Texas Archeology – At a Glance

Did you know …

  • Archeology is not the study of dinosaurs, or rocks, or fossils-archeology is the study of past human cultures.
  • People came to North America over an Arctic land bridge across the Bering Strait, and they came to Texas thousands of years before Columbus arrived in the New World.
  • American Indians did not use the bow and arrow until about 1500 years ago-earlier hunters used spears.
  • Some stone points that people call arrowheads are really spear points.
  • The horse was introduced to American Indians by the Spaniards after A.D. 1500.
  • Bison (or American Buffalo) were hunted by American Indians afoot-long before the horse was introduced to the New World.
  • Changes in climate caused the extinction or many large mammals-such as a large bison (much larger than the bison of historic times) and mammoth-and this caused changes in the lifeways of prehistoric people for thousands of years.
  • The Karankawa of the Texas coast spoke a language related to Indian languages of the Caribbean region, and the Karankawa may have come to Texas by boat in prehistoric times.
  • Prehistoric Texas Indians were trading for turquoise and obsidian from New Mexico, shell from the Pacific and the Atlantic coasts, and exotic stone from as far away as Minnesota.
  • A stone quarry in Texas was used by many Indians of the southern Great Plains and is now a national monument-Alibates National Monument, in the Amarillo area.
  • In addition to the projectile points (stone points for arrows and spears), Indians made many other tools of stone, bone, and shell-including knives, drills, axes, awls, hoes, and grinding implements.
  • Prehistoric people in Texas used plant fibers to make baskets, mats, sandals, and many other useful objects.
  • Well-preserved woven sandals have been found by archeologists in the dry rock shelters of southwestern Texas.
  • Some of the most impressive prehistoric rock art in North America is found in Texas- visitors can see excellent examples at Hueco Tanks and Seminole Canyon state parks.
  • Not all Indians lived in Tipis-many Texas Indian villagers lived in thatched or adobe houses, and many nomadic groups lived in brush or hide covered shelters or rock shelters.
  • Corn has been cultivated in Texas for at least 2,000 years. Beans and squash were other staple foods of the early Texas agriculturalists.
  • Many Texas Indians made ceramic pots for cooking and storage, and the Caddo of Northeast Texas and the farmer-villagers along the upper Rio Grande made elaborately decorated vessels or many shapes and sizes.
  • The accounts of early explorers can help archeologists understand many sites.
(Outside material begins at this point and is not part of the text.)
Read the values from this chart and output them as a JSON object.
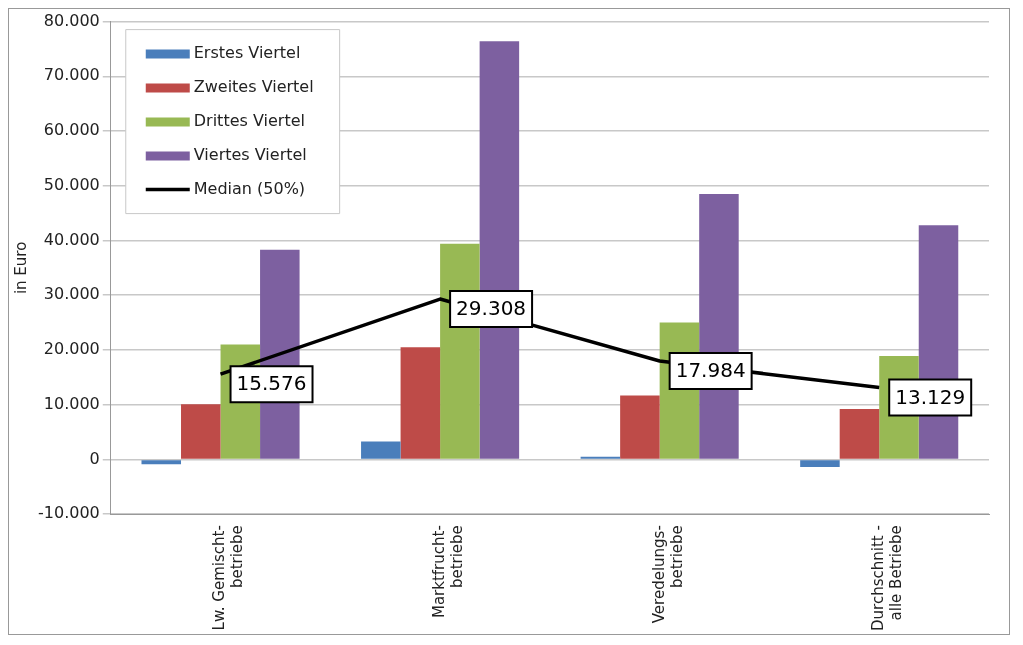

Much that we know about the historic Indians of southern Texas comes from the accounts of Cabeza de Vaca, who was shipwrecked on the Texas coast and traveled through southern Texas and northern Mexico for eight years, from 1528 until 1536.
  • The first black explorer in Texas was Estevanico, a Moor who traveled with Cabeza de Vaca.
  • The Tigua Indians came to the El Paso are from New Mexico in the 1680s, and some of their fields have been in continuous cultivation since that time.
  • The Alamo is a Spanish mission and was the first mission established in San Antonio, in 1718.
  • The first ranches in Texas were 18th-century Spanish mission ranches along the San Antonio River, where mission Indians tended in the livestock.
  • Archeological studies at historic sites (such as early settlements, forts, and homesteads) also fill gaps in Texas history, from the Spanish Colonial period to the present.
  • As many as 90% of the recorded archeological sites in some areas of Texas have already been destroyed.
  • By participating in local, regional, and state archeological societies and preservation groups, by participating in and supporting Texas Archeology Awareness Month, and by learning more about archeology in Texas, you can make a difference. Please help us preserve your archeological heritage.